Four astronauts returned to Earth Friday after a stay of nearly eight months on the space station prolonged by problems with the Boeing capsule and Hurricane Milton.
A SpaceX capsule carrying the crew parachuted before dawn into the Gulf of Mexico, just off the coast of Florida, after detaching from the International Space Station midweek.
The three Americans and one Russian should have been back two months ago. But their return was delayed by problems with Boeing’s new Starliner astronaut capsule, which returned empty in September due to safety concerns. Then Hurricane Milton struck, followed by two more weeks of high winds and rough seas.

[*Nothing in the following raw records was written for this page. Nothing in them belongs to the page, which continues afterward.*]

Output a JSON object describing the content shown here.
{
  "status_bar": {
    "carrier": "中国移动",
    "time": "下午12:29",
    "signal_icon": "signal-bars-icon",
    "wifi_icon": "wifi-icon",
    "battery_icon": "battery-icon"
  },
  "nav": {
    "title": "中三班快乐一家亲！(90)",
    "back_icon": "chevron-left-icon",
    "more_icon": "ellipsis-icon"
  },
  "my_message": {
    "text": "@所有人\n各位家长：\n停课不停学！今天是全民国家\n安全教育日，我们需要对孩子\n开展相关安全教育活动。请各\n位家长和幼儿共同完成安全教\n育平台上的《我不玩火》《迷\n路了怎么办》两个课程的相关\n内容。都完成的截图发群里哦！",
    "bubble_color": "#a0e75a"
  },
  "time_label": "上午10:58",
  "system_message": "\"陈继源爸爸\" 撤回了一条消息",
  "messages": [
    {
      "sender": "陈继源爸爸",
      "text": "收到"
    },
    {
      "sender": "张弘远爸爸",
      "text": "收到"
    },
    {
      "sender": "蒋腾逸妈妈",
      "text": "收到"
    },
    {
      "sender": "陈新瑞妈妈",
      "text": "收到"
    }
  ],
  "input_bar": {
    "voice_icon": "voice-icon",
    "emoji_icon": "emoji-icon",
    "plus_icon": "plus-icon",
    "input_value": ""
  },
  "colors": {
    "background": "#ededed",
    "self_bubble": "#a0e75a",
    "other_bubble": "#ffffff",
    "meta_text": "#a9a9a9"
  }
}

SpaceX launched all four – NASA’s Matthew Dominick, Michael Barratt and Jeanette Epps, along with Russia’s Alexander Grebenkin – in March. Barratt, the only space veteran on the mission, credited his country’s support teams who had to “replan, retool and kind of redo everything with us…and helped us take all those hits.” .
Their replacements are two Starliner test pilots Butch Wilmore and Suni Williams, whose own mission was extended from eight days to eight months, and two astronauts launched by SpaceX four weeks ago. These four will be up there until February.
The space station is now back to its normal crew of seven – four Americans and three Russians – after months of being overwhelmed.